Perché se ne vanno (di solito non è “una cosa sola”)
La fuga è quasi sempre la somma di fattori:
- Retribuzioni poco competitive rispetto ai benchmark OCSE: nel confronto a parità di potere d’acquisto, GIMBE riporta valori medi inferiori alla media OCSE sia per specialisti sia per infermieri ospedalieri. (AIS)
- Carichi e turni (notte/festivi) che diventano cronici quando l’organico è sotto soglia.
- Stress, burnout e rischio professionale (anche medico-legale) percepiti come crescenti.
- Scarsa prospettiva di carriera e poca valorizzazione delle competenze avanzate.
- Alternative più “attraenti”: privato (più flessibilità), estero (più salario/condizioni), cooperative/gettonisti (più remunerazione immediata), attività intramoenia.
L’effetto domino sul cittadino: accesso che si restringe
Quando “escono” professionisti, il sistema non perde solo teste: perde continuità, esperienza, capacità produttiva.
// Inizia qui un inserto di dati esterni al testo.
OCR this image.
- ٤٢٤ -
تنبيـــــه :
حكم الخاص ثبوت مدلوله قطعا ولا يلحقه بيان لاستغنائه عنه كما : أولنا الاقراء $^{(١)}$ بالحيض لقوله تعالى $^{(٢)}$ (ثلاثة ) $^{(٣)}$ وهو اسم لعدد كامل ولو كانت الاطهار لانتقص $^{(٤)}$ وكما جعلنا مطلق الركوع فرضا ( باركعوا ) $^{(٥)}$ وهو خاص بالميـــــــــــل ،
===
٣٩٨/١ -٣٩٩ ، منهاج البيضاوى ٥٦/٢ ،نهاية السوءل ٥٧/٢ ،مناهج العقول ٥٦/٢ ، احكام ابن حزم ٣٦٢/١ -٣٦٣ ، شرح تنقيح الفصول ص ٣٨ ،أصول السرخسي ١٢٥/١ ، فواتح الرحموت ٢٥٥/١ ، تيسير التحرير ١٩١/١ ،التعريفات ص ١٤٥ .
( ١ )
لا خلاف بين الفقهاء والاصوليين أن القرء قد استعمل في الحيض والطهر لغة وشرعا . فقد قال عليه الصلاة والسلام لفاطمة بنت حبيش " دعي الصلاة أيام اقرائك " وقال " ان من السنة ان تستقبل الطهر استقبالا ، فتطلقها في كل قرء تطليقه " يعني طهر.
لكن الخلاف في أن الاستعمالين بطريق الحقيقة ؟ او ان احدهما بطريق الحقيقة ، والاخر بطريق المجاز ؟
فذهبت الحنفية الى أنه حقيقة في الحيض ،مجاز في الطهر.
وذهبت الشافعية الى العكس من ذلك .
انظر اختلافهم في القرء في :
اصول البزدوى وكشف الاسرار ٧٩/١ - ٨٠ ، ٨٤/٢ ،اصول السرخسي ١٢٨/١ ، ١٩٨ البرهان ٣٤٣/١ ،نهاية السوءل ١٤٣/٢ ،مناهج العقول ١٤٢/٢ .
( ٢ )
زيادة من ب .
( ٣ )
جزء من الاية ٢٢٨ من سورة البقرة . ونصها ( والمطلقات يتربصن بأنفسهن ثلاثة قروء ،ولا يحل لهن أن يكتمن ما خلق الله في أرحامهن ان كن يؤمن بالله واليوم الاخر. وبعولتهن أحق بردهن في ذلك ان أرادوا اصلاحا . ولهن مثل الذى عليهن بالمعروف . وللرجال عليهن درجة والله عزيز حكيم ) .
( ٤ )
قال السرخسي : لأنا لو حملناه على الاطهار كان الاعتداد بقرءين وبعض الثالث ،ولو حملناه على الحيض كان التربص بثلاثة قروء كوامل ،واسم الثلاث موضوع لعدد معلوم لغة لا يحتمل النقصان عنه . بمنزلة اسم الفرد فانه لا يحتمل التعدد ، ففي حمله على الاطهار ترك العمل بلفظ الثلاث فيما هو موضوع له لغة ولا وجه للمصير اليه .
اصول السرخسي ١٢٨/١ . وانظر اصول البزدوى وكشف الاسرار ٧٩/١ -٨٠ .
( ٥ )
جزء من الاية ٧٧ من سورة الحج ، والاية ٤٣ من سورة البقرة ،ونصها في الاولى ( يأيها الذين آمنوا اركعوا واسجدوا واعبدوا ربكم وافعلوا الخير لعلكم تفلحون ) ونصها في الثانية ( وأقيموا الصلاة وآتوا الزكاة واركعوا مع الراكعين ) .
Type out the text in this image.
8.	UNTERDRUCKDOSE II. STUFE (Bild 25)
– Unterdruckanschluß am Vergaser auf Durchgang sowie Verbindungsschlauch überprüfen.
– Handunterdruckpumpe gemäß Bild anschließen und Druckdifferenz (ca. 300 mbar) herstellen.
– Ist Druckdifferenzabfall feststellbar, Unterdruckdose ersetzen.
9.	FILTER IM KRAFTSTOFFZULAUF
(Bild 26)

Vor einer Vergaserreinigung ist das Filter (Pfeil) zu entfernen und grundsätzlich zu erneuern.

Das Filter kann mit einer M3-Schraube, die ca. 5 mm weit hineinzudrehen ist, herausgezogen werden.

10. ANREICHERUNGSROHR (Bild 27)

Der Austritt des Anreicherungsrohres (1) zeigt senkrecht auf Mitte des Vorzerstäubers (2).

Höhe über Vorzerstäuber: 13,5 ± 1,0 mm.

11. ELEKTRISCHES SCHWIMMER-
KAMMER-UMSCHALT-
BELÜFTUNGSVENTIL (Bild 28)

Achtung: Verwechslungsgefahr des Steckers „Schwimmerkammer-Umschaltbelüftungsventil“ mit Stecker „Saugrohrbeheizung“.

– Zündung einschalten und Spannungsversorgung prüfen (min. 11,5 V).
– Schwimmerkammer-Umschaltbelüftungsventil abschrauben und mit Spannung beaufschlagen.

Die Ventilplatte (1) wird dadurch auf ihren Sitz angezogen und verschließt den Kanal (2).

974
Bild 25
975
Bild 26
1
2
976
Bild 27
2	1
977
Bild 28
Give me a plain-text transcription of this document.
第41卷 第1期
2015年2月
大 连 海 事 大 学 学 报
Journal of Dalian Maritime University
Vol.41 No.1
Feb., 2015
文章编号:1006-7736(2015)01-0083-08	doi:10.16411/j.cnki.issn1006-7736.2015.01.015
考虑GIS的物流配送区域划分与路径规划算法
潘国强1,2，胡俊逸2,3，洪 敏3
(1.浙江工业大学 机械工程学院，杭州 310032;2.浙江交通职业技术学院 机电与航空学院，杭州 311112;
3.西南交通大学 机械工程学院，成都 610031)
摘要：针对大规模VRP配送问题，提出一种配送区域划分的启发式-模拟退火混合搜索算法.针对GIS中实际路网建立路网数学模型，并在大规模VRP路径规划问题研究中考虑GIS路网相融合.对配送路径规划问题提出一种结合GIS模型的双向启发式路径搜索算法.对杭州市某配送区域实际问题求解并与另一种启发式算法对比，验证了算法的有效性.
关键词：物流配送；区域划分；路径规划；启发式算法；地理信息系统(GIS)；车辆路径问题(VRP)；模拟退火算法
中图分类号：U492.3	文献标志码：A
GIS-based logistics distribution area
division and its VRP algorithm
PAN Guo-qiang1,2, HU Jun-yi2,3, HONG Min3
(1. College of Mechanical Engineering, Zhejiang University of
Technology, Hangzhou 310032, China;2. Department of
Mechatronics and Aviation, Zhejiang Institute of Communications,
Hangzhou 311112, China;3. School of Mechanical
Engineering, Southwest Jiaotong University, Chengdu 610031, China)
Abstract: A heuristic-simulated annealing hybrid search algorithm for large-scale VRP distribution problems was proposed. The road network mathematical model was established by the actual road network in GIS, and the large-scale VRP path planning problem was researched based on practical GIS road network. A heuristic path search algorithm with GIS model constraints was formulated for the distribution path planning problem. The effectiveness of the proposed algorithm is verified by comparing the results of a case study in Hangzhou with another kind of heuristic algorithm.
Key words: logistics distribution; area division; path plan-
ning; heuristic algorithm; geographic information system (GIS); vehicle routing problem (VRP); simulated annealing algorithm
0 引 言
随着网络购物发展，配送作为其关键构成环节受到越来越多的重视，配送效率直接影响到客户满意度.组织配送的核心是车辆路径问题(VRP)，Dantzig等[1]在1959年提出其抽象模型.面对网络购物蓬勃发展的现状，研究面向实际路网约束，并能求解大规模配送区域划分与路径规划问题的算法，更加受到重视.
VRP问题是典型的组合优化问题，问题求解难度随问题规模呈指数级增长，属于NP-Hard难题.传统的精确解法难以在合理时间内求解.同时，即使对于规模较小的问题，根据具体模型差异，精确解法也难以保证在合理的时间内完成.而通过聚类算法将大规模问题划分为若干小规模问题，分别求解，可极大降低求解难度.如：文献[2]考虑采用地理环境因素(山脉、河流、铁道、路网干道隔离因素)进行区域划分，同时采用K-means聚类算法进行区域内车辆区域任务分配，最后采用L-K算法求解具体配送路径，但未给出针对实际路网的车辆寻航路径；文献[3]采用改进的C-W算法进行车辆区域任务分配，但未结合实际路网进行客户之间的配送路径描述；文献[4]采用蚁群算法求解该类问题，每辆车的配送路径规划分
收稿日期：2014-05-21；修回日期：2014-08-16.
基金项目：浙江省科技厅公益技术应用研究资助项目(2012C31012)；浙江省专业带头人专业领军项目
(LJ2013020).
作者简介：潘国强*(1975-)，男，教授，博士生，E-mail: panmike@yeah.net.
Risultato tipico:
- si riducono agende e posti disponibili → liste d’attesa più lunghe;
- aumentano i colli di bottiglia in PS e nei percorsi diagnostici;
- si indebolisce l’assistenza territoriale, perché le strutture nuove senza personale restano scatole vuote (tema ricorrente anche nei monitoraggi indipendenti sul PNRR/territorio). (AIS)
In parallelo, cresce la “valvola di sfogo” della spesa privata: la Corte dei conti (relazione trasmessa al Parlamento, esercizi 2023–2024) evidenzia una componente a carico delle famiglie attorno al 22% della spesa complessiva e richiama i rischi per equità e universalismo. (Quotidiano Sanità)
Tre mosse concrete per fermare l’esodo (prima di “formare di più”)
- Retention package: salario/indennità mirate (urgenza, territori disagiati), welfare e flessibilità reale dei turni.
- Carriere e competenze: percorsi avanzati per infermieri (clinici, coordinamento, case management) e riduzione della burocrazia clinica “inutile”.
- Sicurezza e sostenibilità: staffaggi minimi, protezione da aggressioni, governance del rischio e del contenzioso: se il lavoro è percepito come “non difendibile”, la fuga continua.